Since voters in 1996 made it legal to use medicinal marijuana with Proposition 215, guidelines for how the drug can be obtained legally remain stagnant and confusing. For sick people, growing marijuana is difficult, which means many turn to the black market for the drug.
Creating a cooperative is an often-mentioned solution because resources and knowledge can be pooled. The problem is Prop 215 did not make medicinal marijuana clubs legal.
In May the U.S. Supreme Court voted 8 to 0 to uphold the federal government’s right to forbid the distribution of medical marijuana. Cooperatives in California have not shut their doors because of the ruling, but the decision did have a chilling effect on the movement.
Dale Gieringer, coordinator of the California branch of the National Organization for the Reform of Marijuana Laws, attended the Lake Tahoe Medicinal Marijuana Forum on Sunday. He told the group of 70 that successful California clubs were founded after communities did substantial groundwork.
“It’s having a core of people who’ve done a lot of political spadework to present a credible presence in the community,” he said. “Cannabis clubs are not legal under California law right now. You can make an argument for collective cultivation. If you open a club tomorrow without having done all that spadework you will be arrested.”
Cannabis clubs aside, change is in the wind in Nevada regarding its new medical marijuana law. At Sunday’s forum, Cecile Crofoot, an employee of the Nevada Department of Agriculture, spoke about an identification card program she has been told to implement.
Starting at the end of this month, patients who want to be legal must fill out an application for the Department of Agriculture. It will include fingerprinting and a criminal history check. Anyone who has been convicted of selling marijuana will be denied.
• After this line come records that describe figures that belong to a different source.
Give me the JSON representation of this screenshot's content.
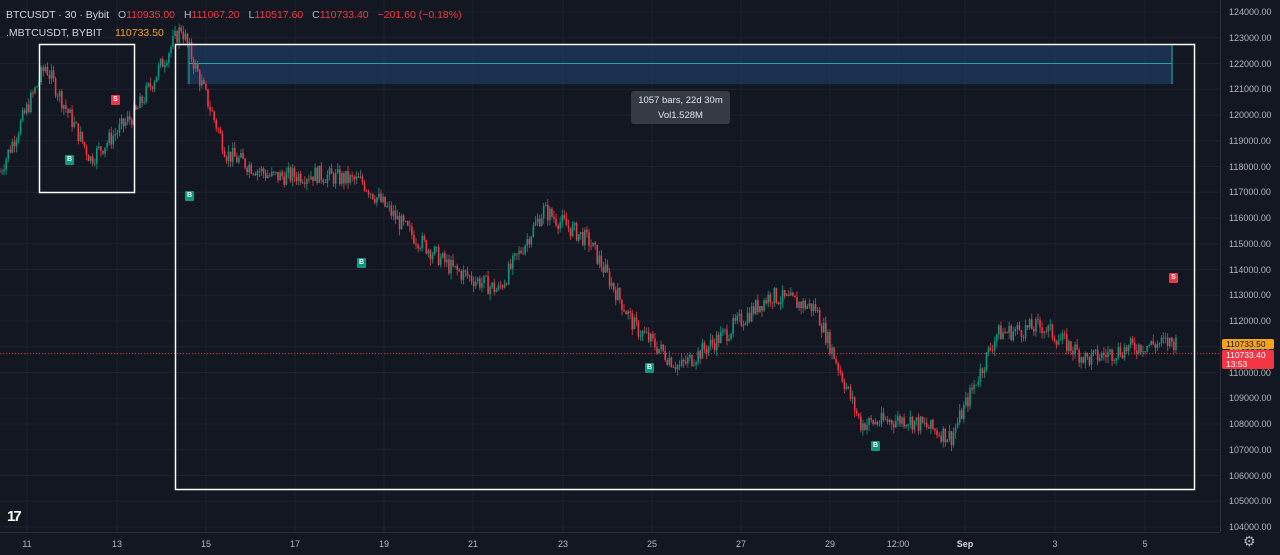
{
  "legend": {
    "symbol": "BTCUSDT · 30 · Bybit",
    "open_label": "O",
    "open": "110935.00",
    "high_label": "H",
    "high": "111067.20",
    "low_label": "L",
    "low": "110517.60",
    "close_label": "C",
    "close": "110733.40",
    "change": "−201.60 (−0.18%)",
    "index_symbol": ".MBTCUSDT, BYBIT",
    "index_value": "110733.50"
  },
  "tooltip": {
    "line1": "1057 bars, 22d 30m",
    "line2": "Vol1.528M"
  },
  "price_axis": {
    "ticks": [
      "124000.00",
      "123000.00",
      "122000.00",
      "121000.00",
      "120000.00",
      "119000.00",
      "118000.00",
      "117000.00",
      "116000.00",
      "115000.00",
      "114000.00",
      "113000.00",
      "112000.00",
      "111000.00",
      "110000.00",
      "109000.00",
      "108000.00",
      "107000.00",
      "106000.00",
      "105000.00",
      "104000.00"
    ],
    "last_badge": "110733.50",
    "current_badge": "110733.40",
    "countdown": "13:53"
  },
  "time_axis": {
    "ticks": [
      "11",
      "13",
      "15",
      "17",
      "19",
      "21",
      "23",
      "25",
      "27",
      "29",
      "12:00",
      "Sep",
      "3",
      "5"
    ]
  },
  "markers": {
    "buy": "B",
    "sell": "S"
  },
  "icons": {
    "logo": "tradingview-logo-icon",
    "settings": "gear-icon"
  },
  "colors": {
    "background": "#131722",
    "up": "#089981",
    "down": "#f23645",
    "accent": "#f7a21b",
    "box": "#ffffff",
    "range": "#1e3a5f"
  },
  "chart_data": {
    "type": "line",
    "title": "",
    "xlabel": "",
    "ylabel": "",
    "ylim": [
      104000,
      124400
    ],
    "x": [
      "11",
      "12",
      "13",
      "14",
      "15",
      "16",
      "17",
      "18",
      "19",
      "20",
      "21",
      "22",
      "23",
      "24",
      "25",
      "26",
      "27",
      "28",
      "29",
      "30",
      "31",
      "Sep",
      "2",
      "3",
      "4",
      "5",
      "6"
    ],
    "series": [
      {
        "values": [
          117800,
          121900,
          118300,
          120100,
          123400,
          118500,
          117600,
          117700,
          117400,
          115500,
          114000,
          113200,
          116300,
          115100,
          111800,
          110200,
          111500,
          113000,
          112500,
          108000,
          108200,
          107500,
          111500,
          111800,
          110500,
          111000,
          111200
        ]
      }
    ]
  }
}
The Department of Motor Vehicles will issued the cards to approved patients. A patient will be allowed to possess one ounce of marijuana and have three mature plants and four immature plants. A patient can travel in a car with marijuana, but it will remain illegal to drive a car under the influence of the drug, Crofoot said.
Californians are working to create a statewide identification system, too. Gieringer said Senate Bill 187 would set up guidelines “from Humboldt County to San Diego that would be recognized by police.” He said support for the bill is strong in the Legislature but he said there is concern that Gov. Gray Davis will not sign the bill.
The Lake Tahoe Medicinal Marijuana Forum 2001 was organized by The Friends of Patrick Bennett, a man who used marijuana as medicine before he died from AIDS in 1997. The forum was meant to “establish an atmosphere of support and compassion” for patients. It was held Sunday afternoon at a home on Sacramento Avenue.